Senate Committee Considers Plan to Fund Paid Family Leave Through Social Security

July 13, 2018

In advance of the introduction of a measure by Senate Republicans, a Senate Finance Committee hearing explored offering new parents the option of collecting early Social Security benefits to fund up to 12 weeks of paid family leave.

The legislation will be introduced by Senators Marco Rubio (R-FL), Mike Lee (R-UT) and Joni Ernst (R-IA), and is expected to resemble an Independent Women’s Forum proposal from earlier this year.  Under the proposal: 

  • New parents would defer their Social Security retirement benefits by an estimated six weeks to fund 12 weeks of parental benefits.

  • The Social Security disability benefits formula would be used to calculate the amount of a new parent’s parental benefits, basing benefits on an individual’s average indexed earnings to date.

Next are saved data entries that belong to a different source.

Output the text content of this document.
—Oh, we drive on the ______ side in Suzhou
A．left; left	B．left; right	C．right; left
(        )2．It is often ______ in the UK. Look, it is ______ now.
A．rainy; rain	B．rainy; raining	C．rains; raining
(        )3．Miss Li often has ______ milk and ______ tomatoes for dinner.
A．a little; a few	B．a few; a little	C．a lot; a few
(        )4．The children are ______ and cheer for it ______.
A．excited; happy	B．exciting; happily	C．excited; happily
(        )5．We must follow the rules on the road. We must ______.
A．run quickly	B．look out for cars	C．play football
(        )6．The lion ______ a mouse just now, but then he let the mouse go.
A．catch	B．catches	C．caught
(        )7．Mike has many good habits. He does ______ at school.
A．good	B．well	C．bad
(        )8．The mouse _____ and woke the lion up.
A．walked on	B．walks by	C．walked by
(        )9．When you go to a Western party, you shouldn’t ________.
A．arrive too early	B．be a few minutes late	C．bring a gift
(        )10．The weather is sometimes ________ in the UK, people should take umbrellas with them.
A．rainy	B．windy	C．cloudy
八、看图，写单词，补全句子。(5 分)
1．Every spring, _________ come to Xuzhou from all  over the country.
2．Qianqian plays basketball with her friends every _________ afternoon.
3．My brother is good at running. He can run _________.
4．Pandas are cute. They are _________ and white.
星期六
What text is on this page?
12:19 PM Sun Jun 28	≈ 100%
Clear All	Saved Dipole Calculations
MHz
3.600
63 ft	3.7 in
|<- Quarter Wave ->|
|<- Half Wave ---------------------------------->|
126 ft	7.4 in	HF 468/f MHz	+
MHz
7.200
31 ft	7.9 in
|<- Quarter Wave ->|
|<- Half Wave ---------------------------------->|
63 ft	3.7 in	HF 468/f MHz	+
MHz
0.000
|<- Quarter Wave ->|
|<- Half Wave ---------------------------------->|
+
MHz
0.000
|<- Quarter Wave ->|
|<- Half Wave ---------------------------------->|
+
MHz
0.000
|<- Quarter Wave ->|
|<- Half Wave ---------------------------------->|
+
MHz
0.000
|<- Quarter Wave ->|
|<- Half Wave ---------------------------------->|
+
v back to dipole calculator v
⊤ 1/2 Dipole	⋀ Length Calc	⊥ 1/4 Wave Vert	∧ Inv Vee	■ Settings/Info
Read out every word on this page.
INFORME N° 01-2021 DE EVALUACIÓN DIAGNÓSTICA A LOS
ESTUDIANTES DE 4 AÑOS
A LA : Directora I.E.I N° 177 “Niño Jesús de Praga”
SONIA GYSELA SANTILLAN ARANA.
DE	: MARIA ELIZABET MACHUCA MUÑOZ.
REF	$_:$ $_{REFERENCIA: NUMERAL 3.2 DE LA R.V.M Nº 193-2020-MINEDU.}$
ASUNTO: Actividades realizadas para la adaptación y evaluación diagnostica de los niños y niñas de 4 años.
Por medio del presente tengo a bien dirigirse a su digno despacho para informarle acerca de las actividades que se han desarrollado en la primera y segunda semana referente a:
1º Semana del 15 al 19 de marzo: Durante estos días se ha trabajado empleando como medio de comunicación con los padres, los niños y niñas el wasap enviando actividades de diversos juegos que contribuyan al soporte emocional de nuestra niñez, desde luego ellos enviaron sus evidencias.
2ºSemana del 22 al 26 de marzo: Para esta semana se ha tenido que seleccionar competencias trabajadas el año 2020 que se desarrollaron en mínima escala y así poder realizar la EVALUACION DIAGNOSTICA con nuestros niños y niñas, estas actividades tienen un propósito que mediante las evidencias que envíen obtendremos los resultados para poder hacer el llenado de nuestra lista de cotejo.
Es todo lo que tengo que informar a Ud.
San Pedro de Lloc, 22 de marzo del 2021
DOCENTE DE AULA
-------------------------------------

  • Participation would be voluntary and offered regardless of the size of the beneficiary’s employer.

Subcommittee Chair Bill Cassidy (R-LA) insisted any legislation must not harm Social Security, saying, “Preserving the retirement benefits promised to American workers is paramount.  Any proposal that relies on Social Security cannot weaken Social Security.” 

Opponents to the idea zeroed in on that concern.  Senator Kirsten Gillibrand (D-NY) stated that, if enacted, such legislation “would harm the current and future financial security of our seniors.” 

Supporters insisted that such a measure would be self-financing in the long term.  Dr. Andrew G. Biggs, Resident Scholar at the American Enterprise Institute, pointed to further benefits: “Paid parental leave can lead to higher labor force participation and earnings once a mother chooses to return to the workforce.  Higher earnings would lead to higher Social Security benefits, offsetting part or all of the benefit reduction associated with an increased retirement age.”

Significance: While the proposal is only the latest of many intended to increase the availability of paid family leave, it demonstrates continuing strong Republican interest in acting on the issue.  Yet, there remain significant differences with Democrats, who prefer an employer-funded mandate.